January 4, 2018
Students are more likely to increase their knowledge when they approach learning tasks strategically and actively manage their learning. Even young students are capable of regulating their learning to some extent.
Self-regulated learning (SRL) is a cyclical process, where students reflect on present performance and adjust future work based on feedback from personal, behavioral, and environmental factors. Unfortunately, however, many students have sub-optimal levels of self-regulation, which impacts skills in other areas. SRL is associated with a wide range of positive outcomes, including academic success, learning motivation, problem solving abilities, and transfer of skills.
Self-regulation of writing involves the thoughts, feelings, and actions students use to achieve writing goals, including improving the quality of the writing process and writing skills as well as the products of writing. Studies of professional writers have shown that experts use SRL behaviors, such as prewriting and revision strategies to manage cognitive load, environmental structuring to reduce distraction, and emotional regulation to support persistence.
PEG Writing is a web-based learning environment and formative assessment program designed to help students improve their writing. The program provides assessment opportunities critical to support students’ self-monitoring and subsequent SRL.
PEG Writing uses the Project Essay Grade (PEG) scoring engine to provide students with automated scores and feedback for their compositions. As a portal to a wide variety of prompts and stimulus materials, PEG Writing invites students to frequent, extensive practice that teachers can manage more effectively without the burden of additional grading. Practice coupled with feedback allows for deliberate practice, or practice that is appropriate, purposeful, and repetitive.

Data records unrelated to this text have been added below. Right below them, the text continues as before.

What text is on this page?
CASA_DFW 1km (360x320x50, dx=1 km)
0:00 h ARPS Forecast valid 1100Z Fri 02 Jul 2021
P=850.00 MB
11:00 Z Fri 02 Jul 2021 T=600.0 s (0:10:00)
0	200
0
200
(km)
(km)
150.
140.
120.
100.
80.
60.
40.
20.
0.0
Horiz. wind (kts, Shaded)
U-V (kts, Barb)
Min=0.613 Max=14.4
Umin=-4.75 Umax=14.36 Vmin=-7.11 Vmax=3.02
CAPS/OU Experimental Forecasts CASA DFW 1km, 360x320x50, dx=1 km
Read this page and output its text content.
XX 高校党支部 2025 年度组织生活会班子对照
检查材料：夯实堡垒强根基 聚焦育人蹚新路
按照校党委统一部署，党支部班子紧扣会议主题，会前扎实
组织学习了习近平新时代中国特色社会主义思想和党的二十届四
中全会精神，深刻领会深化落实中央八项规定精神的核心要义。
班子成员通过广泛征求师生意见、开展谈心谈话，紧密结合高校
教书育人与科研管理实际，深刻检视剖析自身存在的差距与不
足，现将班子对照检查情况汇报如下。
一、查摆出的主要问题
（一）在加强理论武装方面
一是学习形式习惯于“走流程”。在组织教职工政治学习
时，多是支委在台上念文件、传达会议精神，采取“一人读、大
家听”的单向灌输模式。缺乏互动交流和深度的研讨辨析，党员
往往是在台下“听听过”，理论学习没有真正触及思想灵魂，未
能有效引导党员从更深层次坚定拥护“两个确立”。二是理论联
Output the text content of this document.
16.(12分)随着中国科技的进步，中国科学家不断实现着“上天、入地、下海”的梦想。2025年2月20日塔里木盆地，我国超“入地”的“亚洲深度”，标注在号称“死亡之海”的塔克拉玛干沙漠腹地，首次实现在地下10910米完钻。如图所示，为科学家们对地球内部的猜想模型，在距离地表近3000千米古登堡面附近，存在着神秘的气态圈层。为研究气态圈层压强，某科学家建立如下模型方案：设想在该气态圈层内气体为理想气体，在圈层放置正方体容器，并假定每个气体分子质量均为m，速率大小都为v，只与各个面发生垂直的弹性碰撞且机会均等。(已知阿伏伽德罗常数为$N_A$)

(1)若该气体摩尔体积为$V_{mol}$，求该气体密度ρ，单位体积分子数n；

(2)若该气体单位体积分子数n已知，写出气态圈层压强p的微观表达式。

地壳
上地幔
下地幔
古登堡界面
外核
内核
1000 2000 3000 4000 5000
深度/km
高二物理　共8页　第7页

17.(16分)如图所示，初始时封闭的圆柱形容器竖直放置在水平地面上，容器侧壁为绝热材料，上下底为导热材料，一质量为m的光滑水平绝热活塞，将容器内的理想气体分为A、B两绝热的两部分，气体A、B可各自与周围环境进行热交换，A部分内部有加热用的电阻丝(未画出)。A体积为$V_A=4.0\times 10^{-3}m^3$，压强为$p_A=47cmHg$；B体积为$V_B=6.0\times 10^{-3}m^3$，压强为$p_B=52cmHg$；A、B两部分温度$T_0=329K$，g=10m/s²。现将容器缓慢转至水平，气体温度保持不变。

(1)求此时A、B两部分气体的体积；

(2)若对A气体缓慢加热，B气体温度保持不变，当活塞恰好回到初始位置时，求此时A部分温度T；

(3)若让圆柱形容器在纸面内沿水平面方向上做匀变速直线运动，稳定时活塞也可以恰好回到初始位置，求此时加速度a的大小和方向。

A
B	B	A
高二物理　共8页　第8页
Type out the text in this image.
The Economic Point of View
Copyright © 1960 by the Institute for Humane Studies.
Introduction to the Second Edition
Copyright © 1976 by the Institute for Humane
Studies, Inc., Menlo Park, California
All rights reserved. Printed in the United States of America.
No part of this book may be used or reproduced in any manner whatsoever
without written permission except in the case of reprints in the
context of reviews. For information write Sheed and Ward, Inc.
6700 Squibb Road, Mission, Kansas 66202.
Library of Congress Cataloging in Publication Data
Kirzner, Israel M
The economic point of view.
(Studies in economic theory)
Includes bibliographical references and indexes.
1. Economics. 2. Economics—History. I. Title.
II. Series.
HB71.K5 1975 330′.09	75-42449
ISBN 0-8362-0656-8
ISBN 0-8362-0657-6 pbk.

Researchers have found that under such conditions students can improve their ability to self-monitor, control, and self-evaluate their performance. Further, with automated feedback teachers can step out of the evaluator role to focus on assisting students with interpreting and applying feedback. This also frees teachers to model effective monitoring and control strategies. These could relate to planning, goal-setting, or self-evaluation (cognitive and motivational), use of writing resources (environmental), use of self-questioning (behavioral), and pre-writing (personal).